N° RG 21/02245 - N° Portalis DBVL-V-B7F-RQUS
Mme [J] [Y]
M. [O] [Y]
C/
S.A.R.L. JPDG HOLDING
infirme la décision déférée dans toutes ses dispositions, à l'égard de toutes les parties au recours
Copie exécutoire délivrée
le :
à :
REPUBLIQUE FRANCAISE
AU NOM DU PEUPLE FRANCAIS
COUR D'APPEL DE RENNES
ARRÊT DU 13 JUIN 2023
COMPOSITION DE LA COUR LORS DES DÉBATS ET DU DÉLIBÉRÉ :
Président : Monsieur Alexis CONTAMINE, Président de chambre,
Assesseur : Madame Fabienne CLEMENT, Présidente de chambre,
Assesseur : Madame Olivia JEORGER-LE GAC, Conseillère, rapporteur
GREFFIER :
Madame Morgane LIZEE, lors des débats et lors du prononcé
DÉBATS :
A l'audience publique du 04 Avril 2023
ARRÊT :
Contradictoire, prononcé publiquement le 13 Juin 2023 par mise à disposition au greffe comme indiqué à l'issue des débats
****
APPELANTS :
Madame [J] [Y]
[Adresse 5]
[Localité 2]
représentée par Me Camille VIAUD LE POLLES de la SELARL TGS FRANCE AVOCATS, avocat au barreau de NANTES substituée par Me Alexandre SIMONNEAU, avocat au barreau de NANTES
Monsieur [O] [Y]
[Adresse 1]
[Localité 2]
représenté par Me Camille VIAUD LE POLLES de la SELARL TGS FRANCE AVOCATS, avocat au barreau de NANTES substituée par Me Alexandre SIMONNEAU, avocat au barreau de NANTES
INTIMEE :
S.A.R.L. JPDG HOLDING, immatriculée au RCS de NANTES sous le n°814 977 252, prise en la personne de son représentant légal domicilié en cette qualité audit siège
[Adresse 7]
[Localité 3]
représentée par Me Alexandre CORNET de la SELARL CVS, avocat au barreau de NANTES
La société AG PRODUCTION a pour activité l'étude, la conception et la réalisation de constructions en bois.
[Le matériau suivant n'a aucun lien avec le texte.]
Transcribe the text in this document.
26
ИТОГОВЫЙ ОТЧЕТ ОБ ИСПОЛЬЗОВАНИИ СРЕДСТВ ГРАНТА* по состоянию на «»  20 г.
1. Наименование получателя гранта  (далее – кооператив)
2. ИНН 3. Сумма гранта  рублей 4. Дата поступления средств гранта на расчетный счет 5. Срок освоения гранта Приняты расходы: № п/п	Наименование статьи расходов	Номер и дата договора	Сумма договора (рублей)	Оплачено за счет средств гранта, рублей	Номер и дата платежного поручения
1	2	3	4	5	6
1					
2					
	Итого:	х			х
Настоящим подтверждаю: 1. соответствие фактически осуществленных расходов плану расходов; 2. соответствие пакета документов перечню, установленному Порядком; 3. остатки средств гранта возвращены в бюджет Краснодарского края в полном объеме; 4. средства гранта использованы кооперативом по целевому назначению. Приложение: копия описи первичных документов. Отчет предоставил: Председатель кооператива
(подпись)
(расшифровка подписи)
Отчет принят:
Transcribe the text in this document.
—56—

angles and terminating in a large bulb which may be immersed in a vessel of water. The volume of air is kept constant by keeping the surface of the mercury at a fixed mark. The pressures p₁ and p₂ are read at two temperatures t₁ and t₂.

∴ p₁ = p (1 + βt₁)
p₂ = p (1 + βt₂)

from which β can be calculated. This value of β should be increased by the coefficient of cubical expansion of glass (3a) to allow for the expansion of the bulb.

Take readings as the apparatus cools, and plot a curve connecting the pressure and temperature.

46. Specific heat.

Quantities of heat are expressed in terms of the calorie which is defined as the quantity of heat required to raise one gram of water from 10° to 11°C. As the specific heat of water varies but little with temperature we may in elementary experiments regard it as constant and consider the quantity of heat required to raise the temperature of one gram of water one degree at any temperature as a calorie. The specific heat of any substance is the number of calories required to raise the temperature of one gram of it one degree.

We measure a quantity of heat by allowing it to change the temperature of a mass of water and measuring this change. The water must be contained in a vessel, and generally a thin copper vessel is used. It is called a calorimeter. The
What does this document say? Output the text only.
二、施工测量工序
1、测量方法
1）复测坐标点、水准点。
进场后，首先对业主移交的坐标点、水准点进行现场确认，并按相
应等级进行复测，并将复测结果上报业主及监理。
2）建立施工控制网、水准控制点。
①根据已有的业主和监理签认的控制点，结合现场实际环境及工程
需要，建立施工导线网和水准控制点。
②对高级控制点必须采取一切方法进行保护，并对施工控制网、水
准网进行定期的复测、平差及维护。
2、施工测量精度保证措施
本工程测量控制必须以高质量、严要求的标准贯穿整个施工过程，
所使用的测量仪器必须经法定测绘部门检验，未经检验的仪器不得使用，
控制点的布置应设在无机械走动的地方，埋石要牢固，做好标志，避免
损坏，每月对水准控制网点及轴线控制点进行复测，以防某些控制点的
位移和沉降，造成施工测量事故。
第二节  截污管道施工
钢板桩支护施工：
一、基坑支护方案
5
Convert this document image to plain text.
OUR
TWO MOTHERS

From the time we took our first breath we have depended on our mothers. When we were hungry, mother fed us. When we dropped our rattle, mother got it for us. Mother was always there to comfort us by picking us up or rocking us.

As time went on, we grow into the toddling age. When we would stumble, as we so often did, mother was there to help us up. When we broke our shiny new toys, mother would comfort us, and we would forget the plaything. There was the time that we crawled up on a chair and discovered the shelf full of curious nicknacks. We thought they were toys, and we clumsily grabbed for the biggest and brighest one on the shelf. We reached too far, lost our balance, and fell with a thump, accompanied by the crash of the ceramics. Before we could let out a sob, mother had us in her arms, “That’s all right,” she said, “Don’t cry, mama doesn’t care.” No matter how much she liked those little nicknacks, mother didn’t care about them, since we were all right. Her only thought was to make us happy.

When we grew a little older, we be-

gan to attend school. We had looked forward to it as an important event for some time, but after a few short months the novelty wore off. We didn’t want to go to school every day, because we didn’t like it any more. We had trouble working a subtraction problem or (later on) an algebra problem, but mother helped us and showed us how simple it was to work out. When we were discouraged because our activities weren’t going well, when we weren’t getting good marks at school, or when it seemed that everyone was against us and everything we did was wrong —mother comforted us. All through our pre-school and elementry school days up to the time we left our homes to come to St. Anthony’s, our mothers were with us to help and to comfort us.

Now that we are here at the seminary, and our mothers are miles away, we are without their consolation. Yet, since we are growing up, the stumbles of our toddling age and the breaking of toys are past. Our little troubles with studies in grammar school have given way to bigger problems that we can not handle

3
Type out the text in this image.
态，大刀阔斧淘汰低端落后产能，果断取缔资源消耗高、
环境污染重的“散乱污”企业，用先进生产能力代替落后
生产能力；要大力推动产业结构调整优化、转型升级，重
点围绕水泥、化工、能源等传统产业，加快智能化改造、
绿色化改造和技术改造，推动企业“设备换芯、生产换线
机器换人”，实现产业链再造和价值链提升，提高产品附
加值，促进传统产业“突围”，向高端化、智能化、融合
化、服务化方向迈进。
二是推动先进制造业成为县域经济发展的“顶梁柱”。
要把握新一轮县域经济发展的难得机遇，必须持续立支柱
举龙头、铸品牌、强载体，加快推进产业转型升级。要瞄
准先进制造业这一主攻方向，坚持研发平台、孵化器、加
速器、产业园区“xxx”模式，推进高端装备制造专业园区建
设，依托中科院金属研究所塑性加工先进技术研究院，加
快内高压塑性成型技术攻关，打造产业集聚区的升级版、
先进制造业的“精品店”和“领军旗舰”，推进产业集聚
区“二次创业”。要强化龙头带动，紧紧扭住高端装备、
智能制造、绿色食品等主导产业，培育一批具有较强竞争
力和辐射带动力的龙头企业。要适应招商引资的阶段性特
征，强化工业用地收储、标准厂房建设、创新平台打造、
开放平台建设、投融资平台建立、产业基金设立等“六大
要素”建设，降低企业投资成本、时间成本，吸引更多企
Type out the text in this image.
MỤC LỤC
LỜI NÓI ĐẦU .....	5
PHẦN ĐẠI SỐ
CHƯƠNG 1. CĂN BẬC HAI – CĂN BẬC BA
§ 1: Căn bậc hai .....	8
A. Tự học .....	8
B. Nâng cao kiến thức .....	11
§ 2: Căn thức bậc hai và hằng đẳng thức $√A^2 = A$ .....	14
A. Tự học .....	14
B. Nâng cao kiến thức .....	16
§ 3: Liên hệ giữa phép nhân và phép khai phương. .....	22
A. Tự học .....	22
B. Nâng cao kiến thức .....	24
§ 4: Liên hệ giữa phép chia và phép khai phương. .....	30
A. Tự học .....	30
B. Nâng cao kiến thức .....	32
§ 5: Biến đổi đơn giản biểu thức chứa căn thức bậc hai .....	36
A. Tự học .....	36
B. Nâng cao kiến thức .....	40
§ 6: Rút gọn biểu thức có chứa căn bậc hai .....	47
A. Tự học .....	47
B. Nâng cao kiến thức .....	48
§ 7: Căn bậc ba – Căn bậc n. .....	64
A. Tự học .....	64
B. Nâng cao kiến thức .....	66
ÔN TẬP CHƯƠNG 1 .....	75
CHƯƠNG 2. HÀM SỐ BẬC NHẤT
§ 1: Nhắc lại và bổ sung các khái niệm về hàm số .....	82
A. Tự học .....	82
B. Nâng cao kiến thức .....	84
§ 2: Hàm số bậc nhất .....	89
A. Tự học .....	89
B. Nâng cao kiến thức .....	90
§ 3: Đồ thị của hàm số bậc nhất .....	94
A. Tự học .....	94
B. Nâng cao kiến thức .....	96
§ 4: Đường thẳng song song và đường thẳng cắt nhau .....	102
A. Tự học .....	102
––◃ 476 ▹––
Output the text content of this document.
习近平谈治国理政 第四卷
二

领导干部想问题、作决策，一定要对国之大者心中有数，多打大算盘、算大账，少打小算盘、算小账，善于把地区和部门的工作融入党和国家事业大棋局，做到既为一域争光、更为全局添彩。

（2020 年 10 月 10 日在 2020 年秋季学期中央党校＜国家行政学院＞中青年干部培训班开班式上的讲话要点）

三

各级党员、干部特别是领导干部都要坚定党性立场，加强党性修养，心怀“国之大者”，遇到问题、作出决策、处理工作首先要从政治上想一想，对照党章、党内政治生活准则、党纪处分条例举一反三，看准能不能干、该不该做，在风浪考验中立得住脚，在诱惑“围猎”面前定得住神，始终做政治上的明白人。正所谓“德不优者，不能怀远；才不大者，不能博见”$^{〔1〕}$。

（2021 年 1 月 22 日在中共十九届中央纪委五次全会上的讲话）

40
Selon protocole du 28 octobre 2015, M. [O] [Y] et sa soeur, Mme [J] [Y], se sont engagés à vendre à M. [D] [M] ou à toute société substituée les parts sociales qu'ils détenaient de la société AG PRODUCTION, soit 84% de son capital social.
L'acte de cession définitif a été signé le 14 décembre 2015, l'acquéreur étant la société JPDG HOLDING, et une convention de garantie d'actif et de passif a été conclue.
Le jour de la cession, les cédants ont avisé M. [M] de ce que la société MAAF, assureur décennal de la société AG PRODUCTION, avait résilié le contrat au 31 décembre suivant.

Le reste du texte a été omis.